When I learned that I would be seeing him in the flesh, I decided to watch some of his comedy from early on in his career, and found a great video of him appearing on Dick Cavett's show. He was twenty-something, more than six feet tall, and built like a running back. And he was really funny.
Bill Cosby has been an old man to me as long as I have been alive. His show (dammit, I can't remember the name of it) was on when I was very young, but we never watched it in my household. I've heard him speak out against foul language in rap music, irresponsible fathers, and 'those young people driving around in their horseless carriages' through the years. I had this image in my head of a leathery, turtle-shaped curmudgeon in a sweater. Young Bill Cosby took me a bit by surprise.
Bill Cosby demonstrates how useful sucking can be.

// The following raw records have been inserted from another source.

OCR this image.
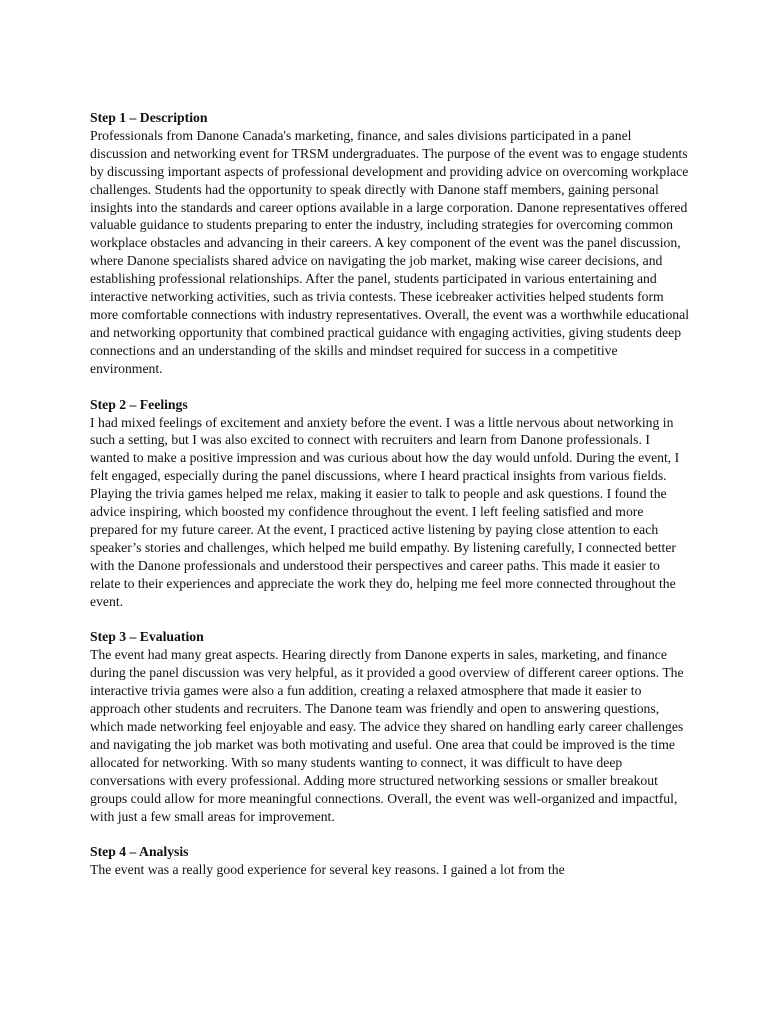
Step 1 – Description
Professionals from Danone Canada's marketing, finance, and sales divisions participated in a panel discussion and networking event for TRSM undergraduates. The purpose of the event was to engage students by discussing important aspects of professional development and providing advice on overcoming workplace challenges. Students had the opportunity to speak directly with Danone staff members, gaining personal insights into the standards and career options available in a large corporation. Danone representatives offered valuable guidance to students preparing to enter the industry, including strategies for overcoming common workplace obstacles and advancing in their careers. A key component of the event was the panel discussion, where Danone specialists shared advice on navigating the job market, making wise career decisions, and establishing professional relationships. After the panel, students participated in various entertaining and interactive networking activities, such as trivia contests. These icebreaker activities helped students form more comfortable connections with industry representatives. Overall, the event was a worthwhile educational and networking opportunity that combined practical guidance with engaging activities, giving students deep connections and an understanding of the skills and mindset required for success in a competitive environment.
Step 2 – Feelings
I had mixed feelings of excitement and anxiety before the event. I was a little nervous about networking in such a setting, but I was also excited to connect with recruiters and learn from Danone professionals. I wanted to make a positive impression and was curious about how the day would unfold. During the event, I felt engaged, especially during the panel discussions, where I heard practical insights from various fields. Playing the trivia games helped me relax, making it easier to talk to people and ask questions. I found the advice inspiring, which boosted my confidence throughout the event. I left feeling satisfied and more prepared for my future career. At the event, I practiced active listening by paying close attention to each speaker’s stories and challenges, which helped me build empathy. By listening carefully, I connected better with the Danone professionals and understood their perspectives and career paths. This made it easier to relate to their experiences and appreciate the work they do, helping me feel more connected throughout the event.
Step 3 – Evaluation
The event had many great aspects. Hearing directly from Danone experts in sales, marketing, and finance during the panel discussion was very helpful, as it provided a good overview of different career options. The interactive trivia games were also a fun addition, creating a relaxed atmosphere that made it easier to approach other students and recruiters. The Danone team was friendly and open to answering questions, which made networking feel enjoyable and easy. The advice they shared on handling early career challenges and navigating the job market was both motivating and useful. One area that could be improved is the time allocated for networking. With so many students wanting to connect, it was difficult to have deep conversations with every professional. Adding more structured networking sessions or smaller breakout groups could allow for more meaningful connections. Overall, the event was well-organized and impactful, with just a few small areas for improvement.
Step 4 – Analysis
The event was a really good experience for several key reasons. I gained a lot from the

Cut to Finney Chapel during commencement week. 'The Coz' came onstage to thunderous applause, wearing a scarlet sweater with a big 'O' knit onto the front. He spoke briefly on the ridiculousness of kids saying "that sucks," and I thought "here we go." He went on, extolling the benefits of sucking. He was right, of course, as sucking is about the only thing babies know how to do when they are born, and indeed sucking keeps us alive during our first few months on earth, and went on to tell stories about childhood friends, girls, and his parents. What struck me most about his performance was how well he inhabited each of the characters he was talking about. When he told a story about how he and one of his friends saw his brother french kissing a girl, he told it like a seven-year-old would tell it, and his face was wrinkled into the exact face a seven-year-old would make when witnessing such an act. Despite being in a jam-packed Finney some distance from the stage, I felt like I was in a living room hearing Bill talk candidly about his childhood. His language was squeaky clean, even when he was talking about sex in relatively explicit terms and detailing a 'birds and bees' talk he and his father had. In a crowd of people whose heads ranged from blue hair (old people) to pink hair (the girl next to me, an Obie) to no hair (babies. gross), he told stories that made everyone laugh.

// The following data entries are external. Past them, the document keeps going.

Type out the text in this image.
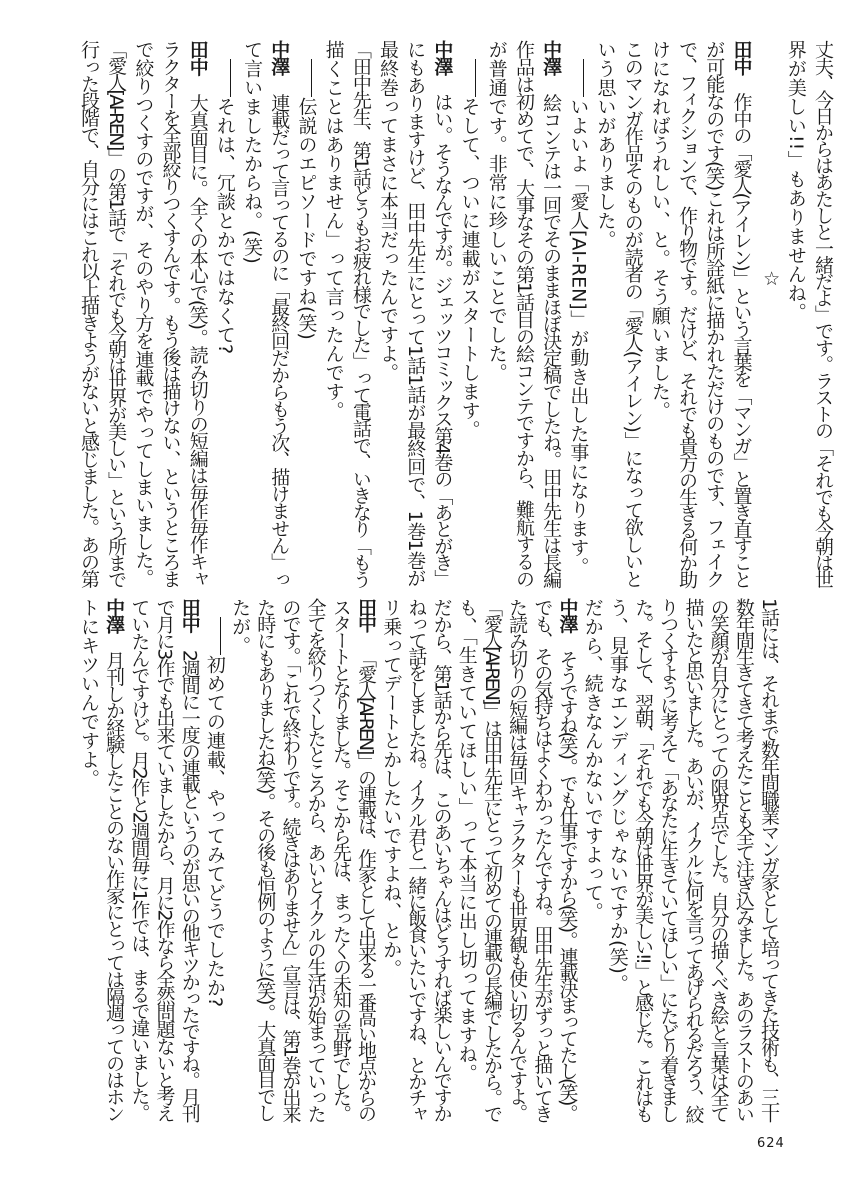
丈夫、今日からはあたしと一緒だよ」です。ラストの「それでも今朝は世
界が美しい!!」もありませんね。
☆
田中作中の「愛人(アイレン)」という言葉を「マンガ」と置き直すこと
が可能なのです(笑)これは所詮紙に描かれただけのものです、フェイク
で、フィクションで、作り物です。だけど、それでも貴方の生きる何か助
けになればうれしい、と。そう願いました。
このマンガ作品そのものが読者の「愛人(アイレン)」になって欲しいと
いう思いがありました。
いよいよ「愛人[AI-REN]」が動き出した事になります。
中澤絵コンテは一回でそのままほぼ決定稿でしたね。田中先生は長編
作品は初めてで、大事なその第1話目の絵コンテですから、難航するの
が普通です。非常に珍しいことでした。
そして、ついに連載がスタートします。
中澤はい。そうなんですが。ジェッツコミックス第4巻の「あとがき」
にもありますけど、田中先生にとって1話1話が最終回で、1巻1巻が
最終巻ってまさに本当だったんですよ。
「田中先生、第1話どうもお疲れ様でした」って電話で、いきなり「もう
描くことはありません」って言ったんです。
伝説のエピソードですね(笑)
中澤連載だって言ってるのに「最終回だからもう次、描けません」っ
て言いましたからね。(笑)
それは、冗談とかではなくて?
田中大真面目に。全くの本心で(笑)。読み切りの短編は毎作毎作キャ
ラクターを全部絞りつくすんです。もう後は描けない、というところま
で絞りつくすのですが、そのやり方を連載でやってしまいました。
「愛人[AI-REN]」の第1話で「それでも今朝は世界が美しい」という所まで
行った段階で、自分にはこれ以上描きようがないと感じました。あの第
1話には、それまで数年間職業マンガ家として培ってきた技術も、三十
数年間生きてきて考えたことも全て注ぎ込みました。あのラストのあい
の笑顔が自分にとっての限界点でした。自分の描くべき絵と言葉は全て
描いたと思いました。あいが、イクルに何を言ってあげられるだろう、絞
りつくすように考えて「あなたに生きていてほしい」にたどり着きまし
た。そして、翌朝、「それでも今朝は世界が美しい!!」と感じた。これはも
う、見事なエンディングじゃないですか(笑)。
だから、続きなんかないですよって。
中澤そうですね(笑)。でも仕事ですから(笑)。連載決まってたし(笑)。
でも、その気持ちはよくわかったんですね。田中先生がずっと描いてき
た読み切りの短編は毎回キャラクターも世界観も使い切るんですよ。
「愛人[AI-REN]」は田中先生にとって初めての連載の長編でしたから。で
も、「生きていてほしい」って本当に出し切ってますね。
だから、第1話から先は、このあいちゃんはどうすれば楽しいんですか
ねって話をしましたね。イクル君と一緒に飯食いたいですね、とかチャ
リ乗ってデートとかしたいですよね、とか。
田中「愛人[AI-REN]」の連載は、作家として出来る一番高い地点からの
スタートとなりました。そこから先は、まったくの未知の荒野でした。
全てを絞りつくしたところから、あいとイクルの生活が始まっていった
のです。「これで終わりです。続きはありません」宣言は、第1巻が出来
た時にもありましたね(笑)。その後も恒例のように(笑)。大真面目でし
たが。
初めての連載、やってみてどうでしたか?
田中2週間に一度の連載というのが思いの他キツかったですね。月刊
で月に3作でも出来ていましたから、月に2作なら全然問題ないと考え
ていたんですけど。月2作と2週間毎に1作では、まるで違いました。
中澤月刊しか経験したことのない作家にとっては隔週ってのはホン
トにキツいんですよ。
624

Seeing him tell stories like that onstage brought out the desire to perform in me like nothing had in a long time. I used to be in plays, musicals, band performances, and choir concerts all the time, but stopped after Junior High school when I got more seriously into running and less seriously into wearing polyester band uniforms in 90-degree weather. Occasionally I will see a musical or a piece of performing that stirs something around deep down, and Bruce Springsteen's 'Glory Days' starts playing over a montage of me as Sky Masterson in Guys and Dolls in 8th grade, me playing alto saxophone in a 6th grade band concert in the hot-as-fire gymnasium at Rock Bridge High School, me MC-ing a talent show my senior year. Being involved with improv this last year has helped me scratch this itch somewhat often, and certainly let me enjoy being around being around 'performers.' Thespians just have a different kind of smell to them, don't they? Take a sniff next time you catch one in a net.
Cosby barely left the chair that was stationed at center stage, but it hardly seemed to matter. It made me wonder why so many other performers have to move all over the stage and curse like the Winnebago Man (look it up if you want to hear some A-1 uses of the f-bomb). It seems lazy and a little desperate. Then again, not everyone can be Bill Cosby.
The only time he left the chair. From this angle, he does look like a turtle in a sweater!